Two Voucher Programs Struck Down in Arizona
The Arizona Supreme Court yesterday struck down two specialized voucher programs, ruling that they violate the state constitution's prohibition on providing state aid to private religious and secular schools.
As a result, the estimated 450 students in the two programs—one for students with disabilities and another for those living in foster care—will lose their state-funded scholarships at the end of the current academic year.
Though supporters of the two voucher plans, enacted in 2006, argued that students and their parents were the true beneficiaries of the programs, the five-member Arizona Supreme Court in a unanimous ruling in Cain v. Horne said the programs still violated constitutional restrictions.
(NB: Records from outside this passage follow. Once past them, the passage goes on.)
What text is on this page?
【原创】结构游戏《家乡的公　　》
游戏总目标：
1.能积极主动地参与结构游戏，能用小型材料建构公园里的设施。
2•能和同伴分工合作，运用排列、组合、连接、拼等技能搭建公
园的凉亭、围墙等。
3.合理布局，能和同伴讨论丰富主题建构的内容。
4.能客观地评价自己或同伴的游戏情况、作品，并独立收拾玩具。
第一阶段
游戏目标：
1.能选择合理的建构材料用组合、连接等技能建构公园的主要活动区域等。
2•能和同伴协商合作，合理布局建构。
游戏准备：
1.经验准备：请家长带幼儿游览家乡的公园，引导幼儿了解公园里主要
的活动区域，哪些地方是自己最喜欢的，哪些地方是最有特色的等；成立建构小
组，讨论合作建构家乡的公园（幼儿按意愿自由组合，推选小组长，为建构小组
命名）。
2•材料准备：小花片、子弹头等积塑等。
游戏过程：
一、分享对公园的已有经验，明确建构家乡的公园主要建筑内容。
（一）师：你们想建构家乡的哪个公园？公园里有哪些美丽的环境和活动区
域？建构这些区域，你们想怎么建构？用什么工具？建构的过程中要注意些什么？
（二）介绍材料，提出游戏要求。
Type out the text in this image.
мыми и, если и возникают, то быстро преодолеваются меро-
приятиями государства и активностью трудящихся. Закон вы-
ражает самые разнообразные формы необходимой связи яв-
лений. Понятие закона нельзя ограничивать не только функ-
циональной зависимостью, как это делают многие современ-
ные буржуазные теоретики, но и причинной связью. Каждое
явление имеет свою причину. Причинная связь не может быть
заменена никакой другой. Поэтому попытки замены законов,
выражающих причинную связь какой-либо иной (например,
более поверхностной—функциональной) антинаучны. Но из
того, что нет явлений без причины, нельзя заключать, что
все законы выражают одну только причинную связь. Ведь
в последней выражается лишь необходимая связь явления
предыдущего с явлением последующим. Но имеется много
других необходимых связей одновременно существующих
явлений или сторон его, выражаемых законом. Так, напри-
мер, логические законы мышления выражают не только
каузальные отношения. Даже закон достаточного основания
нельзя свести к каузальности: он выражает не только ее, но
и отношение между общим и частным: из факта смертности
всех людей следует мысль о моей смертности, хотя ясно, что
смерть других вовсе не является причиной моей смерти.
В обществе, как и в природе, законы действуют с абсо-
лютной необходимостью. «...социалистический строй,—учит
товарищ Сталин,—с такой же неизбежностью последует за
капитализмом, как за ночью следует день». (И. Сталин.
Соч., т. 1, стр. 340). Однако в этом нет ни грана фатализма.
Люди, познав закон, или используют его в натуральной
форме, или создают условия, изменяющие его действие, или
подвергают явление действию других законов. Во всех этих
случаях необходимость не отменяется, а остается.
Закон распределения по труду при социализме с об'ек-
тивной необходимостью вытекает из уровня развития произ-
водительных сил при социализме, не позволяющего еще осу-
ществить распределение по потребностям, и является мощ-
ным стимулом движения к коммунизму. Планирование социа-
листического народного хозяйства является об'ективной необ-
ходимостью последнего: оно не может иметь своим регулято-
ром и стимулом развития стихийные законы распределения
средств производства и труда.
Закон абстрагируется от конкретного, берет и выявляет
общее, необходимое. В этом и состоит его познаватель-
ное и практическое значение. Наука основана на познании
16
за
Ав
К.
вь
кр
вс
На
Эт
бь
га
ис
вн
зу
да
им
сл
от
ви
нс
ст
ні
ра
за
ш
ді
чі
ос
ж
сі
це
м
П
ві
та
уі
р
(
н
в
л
"These programs transfer state funds directly from the state treasury to private schools,” Justice Michael D. Ryan wrote. "That the checks or warrants first pass through the hands of parents is immaterial."
The state court of appeals overturned a trial judge last year and ruled in May that the programs were unconstitutional. A state Supreme Court justice then gave permission for the programs to continue during the current school year, pending the outcome of an appeal to the Arizona high court.
The legal challenge was mounted by several groups, including the Arizona Education Association—an affiliate of the National Education Association—the American Civil Liberties Union of Arizona, and the Arizona School Boards Association.
"We thought the language of the Arizona Constitution was clear, and we thought that if the court applied that language, this would be the result," said Donald M. Peters, the lead counsel for the plaintiffs. "They did and we’re gratified."
Panfilo H. Contreras, the executive director of the Arizona School Boards Association said in a statement, "It was clear from the start that the purpose of these limited voucher programs was to test the legal waters in order to have a more expansive voucher program that would siphon state funds from our public schools to support private, often religious education."
But Timothy D. Keller, the executive director of the Arizona chapter of the Institute for Justice, and the lead attorney for the defendants, disagreed with the result.
"I think the court got this one wrong on both the law and the facts," he said.
And he vowed that help was on the way for the families who will lose their vouchers.
"This is not the end of the line for school choice in Arizona," he said.
Possible Next Steps
Mr. Keller said one option would be for the voucher students to receive scholarship aid under one of the state’s two existing tax-credit-funded scholarship programs. One program is paid for through donations by individuals, and another by donations from businesses.
Another option, Mr. Keller said, would be to pursue a statewide ballot initiative to amend the state constitution.
Mr. Contreras argued that such an effort would be doomed to fail.
"The only place left to take this issue in Arizona is to the ballot box, and Arizona voters, like all those who have faced the question in other states, will not support having their tax dollars taken from public schools to support private education," he said.
Mr. Keller said he did not view the Arizona ruling as having significant national implications for voucher battles in other states.
"The Arizona provision upon which the court based its ruling is not commonly found in other state constitutions," he said. And Mr. Keller said he was not aware of any other state with an existing voucher program that has such language.
Mr. Peters, the plaintiffs’ lawyer, said he believes the situation may have some limited bearing in other states where vouchers face a legal challenge, though he said the wording of individual state clauses on aid to nonpublic schools tend to differ.
"It certainly wouldn't have overwhelming impact anywhere else," he said.